Incapaz de manter a taxa básica de juros (Selic) em níveis civilizados por tempo que mereça comemoração, já que o Banco Central vem sendo obrigado pela ameaça da inflação a devolvê-la aos dois dígitos, o governo acaba de fazer mais uma vítima de sua necessidade de repor os prejuízos do dever de casa não cumprido.
Não faltaram avisos, nos últimos anos, de que a não realização de reformas estruturais nos tempos das vacas gordas cobraria, mais tarde, o preço político do controle mais severo dos gastos públicos, sob pena de o governo passar o vexame de não cumprir as metas de superavit primário, único remédio viável para reduzir a dívida pública e evitar que ela crescesse.
Os tempos de aperto vieram com a crise financeira mundial de 2008, que tornaram tudo mais difícil e, mesmo com os animadores sinais de retomada na maior economia do planeta (a dos Estados Unidos), ninguém de juízo se arrisca a definir a velocidade das melhoras.
Esse cenário já era conhecido no fim de 2012 e aconselhava a adoção de política fiscal mais apertada em 2013, para chegar ao fim do exercício demandando criatividade para fechar as contas e, mais grave, para não pressionar a demanda e, com ela, os preços internos.
O resultado da não obediência a esse caderno primário da política econômica foram os arranhões na credibilidade do país por causa dos arranjos contábeis para fechar o ano fiscal e a retomada dos aumentos da taxa de juros, para impedir que a inflação escapasse para muito longe da meta de 4,5%.

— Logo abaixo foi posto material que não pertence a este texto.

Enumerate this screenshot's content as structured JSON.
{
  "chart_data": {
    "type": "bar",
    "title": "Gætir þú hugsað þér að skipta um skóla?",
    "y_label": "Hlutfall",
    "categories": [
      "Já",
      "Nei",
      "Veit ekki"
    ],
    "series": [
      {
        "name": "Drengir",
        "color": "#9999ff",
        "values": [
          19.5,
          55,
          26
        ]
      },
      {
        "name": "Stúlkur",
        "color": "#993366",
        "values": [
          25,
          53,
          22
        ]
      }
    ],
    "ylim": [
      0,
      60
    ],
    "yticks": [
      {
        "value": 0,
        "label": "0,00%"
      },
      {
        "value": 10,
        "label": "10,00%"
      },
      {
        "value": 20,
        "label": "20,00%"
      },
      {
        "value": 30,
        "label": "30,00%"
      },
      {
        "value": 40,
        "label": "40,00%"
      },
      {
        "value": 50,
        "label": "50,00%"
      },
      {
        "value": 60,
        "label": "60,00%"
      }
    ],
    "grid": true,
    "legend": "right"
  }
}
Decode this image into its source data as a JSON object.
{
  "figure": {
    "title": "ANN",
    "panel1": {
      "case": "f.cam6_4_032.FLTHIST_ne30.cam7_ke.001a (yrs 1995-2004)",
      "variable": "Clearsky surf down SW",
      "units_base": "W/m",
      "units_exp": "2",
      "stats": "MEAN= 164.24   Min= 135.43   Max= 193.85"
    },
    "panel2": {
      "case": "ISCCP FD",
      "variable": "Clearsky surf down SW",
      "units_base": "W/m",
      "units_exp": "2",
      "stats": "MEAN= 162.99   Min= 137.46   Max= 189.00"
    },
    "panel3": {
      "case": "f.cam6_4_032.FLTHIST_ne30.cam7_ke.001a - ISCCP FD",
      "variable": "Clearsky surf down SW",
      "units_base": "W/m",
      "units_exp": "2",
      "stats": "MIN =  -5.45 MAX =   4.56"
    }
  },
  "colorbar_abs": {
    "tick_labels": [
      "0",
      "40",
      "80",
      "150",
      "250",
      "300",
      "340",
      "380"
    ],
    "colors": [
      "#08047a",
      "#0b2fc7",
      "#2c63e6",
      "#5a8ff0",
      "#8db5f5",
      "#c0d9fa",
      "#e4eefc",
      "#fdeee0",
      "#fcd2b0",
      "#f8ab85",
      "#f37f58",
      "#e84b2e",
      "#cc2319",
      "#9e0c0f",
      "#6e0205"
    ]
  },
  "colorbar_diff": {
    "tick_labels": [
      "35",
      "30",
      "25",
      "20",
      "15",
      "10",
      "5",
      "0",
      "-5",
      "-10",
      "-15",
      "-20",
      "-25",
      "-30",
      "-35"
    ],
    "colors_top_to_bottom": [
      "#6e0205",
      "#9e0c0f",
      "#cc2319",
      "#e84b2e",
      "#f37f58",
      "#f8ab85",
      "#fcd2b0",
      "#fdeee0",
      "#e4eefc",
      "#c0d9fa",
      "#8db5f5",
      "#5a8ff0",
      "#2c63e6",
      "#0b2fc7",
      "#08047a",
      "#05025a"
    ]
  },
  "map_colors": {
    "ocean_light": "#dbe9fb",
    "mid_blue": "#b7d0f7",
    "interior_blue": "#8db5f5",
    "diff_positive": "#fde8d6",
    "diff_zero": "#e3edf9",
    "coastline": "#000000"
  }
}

Como não fez o dever de casa do controle do gasto em 2013, o governo terminou o ano e inaugurou 2014 em desabalada carreira para não começar tão mal o ano das eleições. Nessa corrida para produzir dinheiro, o risco de fazer cortes imperfeitos e a vítimas injustificáveis aumenta.
O primeiro a ser atingido foi o turista brasileiro, surpreendido com as malas prontas pelo aumento de R$ 0,38 para R$ 6,38 no imposto sobre os cartões de débito pré-pagos. Agora, a punição de inocentes pela má administração fiscal pegou o mais indefeso e sacrificado dos consumidores: o aposentado ou pensionista que ainda ganha acima de um salário mínimo.
Impossibilitados de fazer greve e sem quem os defenda sem demagogia e sonhos irrealizáveis, esses 9,5 milhões de brasileiros acabam de sofrer mais um golpe do governo. Terão o poder de compra de suas aposentadorias um pouco mais diminuído, já que, em vez da inflação oficial de 2013, de 5,91%, terão reajuste de 5,56%.
Este ano, alguém pode pensar que foi menos ruim do que dar apenas os 4,5% do centro da meta de inflação. Mas esse é o falso alívio da ida e da volta do chicote. Serve apenas para acelerar a chegada do dia em que todas essas pessoas receberão apenas um salário mínimo. Aos que argumentam que a diferença no índice de correção foi de “apenas” 0,35 ponto percentual, pergunta-se: se é tão pequena, por que negá-la?
A questão é que, para o governo, o futuro só virá depois das eleições.